Homme discret et humble, M. Ouellet a consacré pas moins de 32 ans de sa vie comme bénévole pour Dépannage Saint-Agapit, et surtout 27 de ces années à sa présidence. Mais alors qu’il s’apprêtait à franchir cette année le cap des 80 ans (ce sera le 22 octobre prochain), celui qui a reçu un prix Hommage bénévolat-Québec, dans la catégorie Bénévole, en 2014, a estimé qu’il était temps de passer le flambeau à quelqu’un d’autre.

Fier d’avoir aidé les gens

«La décision a été prise au printemps dernier. Mme Roy était déjà membre du conseil d’administration et je lui ai demandé de prendre la relève. Elle a accepté à la condition que je demeure au sein du conseil d’administration. Ça allait pour moi, car, de toute façon, je ne suis pas capable de m’en aller», de raconter, en entrevue, le principal intéressé, heureux de ne plus avoir la pression qui venait avec le poste.

«Ce dont je suis le plus fier, c’est d’avoir aidé des personnes à manger. Je suis aussi fier de la confiance que m’ont accordée les citoyens. Et je suis agréablement surpris, et cela depuis le début, du support que j’ai toujours eu de la population et des autorités municipales de Deux-Montagnes», de répondre M. Ouellet lorsque questionné à ce sujet.

Pour ce qui est la nouvelle présidente, celle-ci n’est pas en terrain inconnu puisqu’elle est trésorière de Dépannage Saint-Agapit depuis septembre 2017. En mars dernier, M. Ouellet l’a approchée pour qu’elle prenne la relève.

«J’ai accepté, à la condition que je puisse conserver aussi le poste de trésorière et que M. Ouellet reste car, à mes yeux, il ne pouvait pas partir tout de suite», raconte cette retraitée âgée de 61 ans.

Le nouveau visage de la pauvreté

Un apprentissage qui se déroule en pleine période de pandémie, alors que les besoins demeurent toujours, même s’ils ne sont plus les mêmes qu’il y a 30 ans.

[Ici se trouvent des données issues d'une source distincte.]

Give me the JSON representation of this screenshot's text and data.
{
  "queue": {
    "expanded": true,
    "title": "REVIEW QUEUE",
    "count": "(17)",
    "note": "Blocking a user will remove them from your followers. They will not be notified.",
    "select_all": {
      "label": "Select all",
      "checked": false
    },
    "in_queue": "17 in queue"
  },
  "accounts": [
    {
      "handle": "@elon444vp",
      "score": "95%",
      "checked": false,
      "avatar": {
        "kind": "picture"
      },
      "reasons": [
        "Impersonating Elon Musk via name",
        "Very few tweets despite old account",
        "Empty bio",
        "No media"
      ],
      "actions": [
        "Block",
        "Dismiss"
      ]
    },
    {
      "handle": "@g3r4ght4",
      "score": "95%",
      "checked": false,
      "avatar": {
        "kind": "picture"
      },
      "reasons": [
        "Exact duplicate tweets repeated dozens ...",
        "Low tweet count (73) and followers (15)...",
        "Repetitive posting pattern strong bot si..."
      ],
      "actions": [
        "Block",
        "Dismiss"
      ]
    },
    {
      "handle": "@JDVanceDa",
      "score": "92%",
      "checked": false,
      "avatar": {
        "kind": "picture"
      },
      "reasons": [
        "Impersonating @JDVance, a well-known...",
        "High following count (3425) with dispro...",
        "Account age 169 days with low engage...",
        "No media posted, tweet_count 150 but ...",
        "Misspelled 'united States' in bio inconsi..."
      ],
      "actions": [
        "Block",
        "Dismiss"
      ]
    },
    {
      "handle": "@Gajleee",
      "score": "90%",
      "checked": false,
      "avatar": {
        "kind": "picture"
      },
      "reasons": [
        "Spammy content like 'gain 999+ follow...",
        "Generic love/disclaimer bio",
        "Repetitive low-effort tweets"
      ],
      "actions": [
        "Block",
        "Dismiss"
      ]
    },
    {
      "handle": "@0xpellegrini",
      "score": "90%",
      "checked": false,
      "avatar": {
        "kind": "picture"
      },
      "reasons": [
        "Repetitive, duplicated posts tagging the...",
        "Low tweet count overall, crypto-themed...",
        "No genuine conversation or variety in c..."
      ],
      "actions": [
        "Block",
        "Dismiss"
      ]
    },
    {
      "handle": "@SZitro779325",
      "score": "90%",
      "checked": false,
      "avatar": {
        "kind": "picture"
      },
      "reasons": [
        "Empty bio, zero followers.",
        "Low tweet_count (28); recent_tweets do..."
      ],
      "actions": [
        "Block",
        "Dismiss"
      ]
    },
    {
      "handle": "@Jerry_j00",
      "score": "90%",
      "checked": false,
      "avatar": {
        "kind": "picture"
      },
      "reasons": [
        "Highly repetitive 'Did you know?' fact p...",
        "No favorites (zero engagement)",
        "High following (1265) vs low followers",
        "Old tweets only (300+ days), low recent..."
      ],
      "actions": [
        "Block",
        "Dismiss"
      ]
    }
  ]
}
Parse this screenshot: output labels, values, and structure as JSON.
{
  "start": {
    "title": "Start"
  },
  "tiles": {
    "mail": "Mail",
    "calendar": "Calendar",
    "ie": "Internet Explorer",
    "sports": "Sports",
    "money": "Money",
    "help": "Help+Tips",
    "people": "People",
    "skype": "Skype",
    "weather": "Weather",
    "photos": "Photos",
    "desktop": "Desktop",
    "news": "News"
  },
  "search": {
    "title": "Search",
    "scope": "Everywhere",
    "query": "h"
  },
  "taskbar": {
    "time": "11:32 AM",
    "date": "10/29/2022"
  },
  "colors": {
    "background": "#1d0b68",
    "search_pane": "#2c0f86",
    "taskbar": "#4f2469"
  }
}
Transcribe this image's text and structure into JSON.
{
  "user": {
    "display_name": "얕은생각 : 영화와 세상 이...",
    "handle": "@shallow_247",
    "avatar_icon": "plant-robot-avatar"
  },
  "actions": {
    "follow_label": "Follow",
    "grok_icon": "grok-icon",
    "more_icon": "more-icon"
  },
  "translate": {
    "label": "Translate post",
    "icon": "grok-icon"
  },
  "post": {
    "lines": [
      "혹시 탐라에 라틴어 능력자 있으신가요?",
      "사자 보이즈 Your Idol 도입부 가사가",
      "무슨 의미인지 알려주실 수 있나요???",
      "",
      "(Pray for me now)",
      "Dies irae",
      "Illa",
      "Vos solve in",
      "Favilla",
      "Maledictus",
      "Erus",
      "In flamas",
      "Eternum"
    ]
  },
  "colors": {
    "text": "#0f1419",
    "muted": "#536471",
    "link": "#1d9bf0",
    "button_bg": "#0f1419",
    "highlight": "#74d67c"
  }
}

«La clientèle a changé. Au début, c’était davantage des mères monoparentales avec plusieurs enfants que nous aidions. Aujourd’hui, le visage de la pauvreté, c’est beaucoup de personnes seules et de tout âge. Ce sont ces personnes qui sont les plus vulnérables. Et s’ajoutent les gens qui perdent leur emploi, qui ont besoin d’une aide temporaire pour manger», constate M. Ouellet.

«Je savais, depuis toujours, qu’il y a des gens dans le besoin, mais je suis surprise à quel point combien les gens ont vraiment besoin d’aide, mais aussi de parler, de jaser. On ne peut pas tout régler, mais déjà, être attentif à ce qu’ils vivent, les écouter quatre ou cinq minutes, ça leur fait du bien», de renchérir Mme Roy qui entreprend donc ce premier mandat dans un contexte bien particulier.

«J’ai dit à M. Ouellet qu’il avait bien choisi son moment pour quitter, en pleine crise. Mais, c’est correct; j’apprends encore plus vite!», de conclure avec le sourire Sylvie Roy.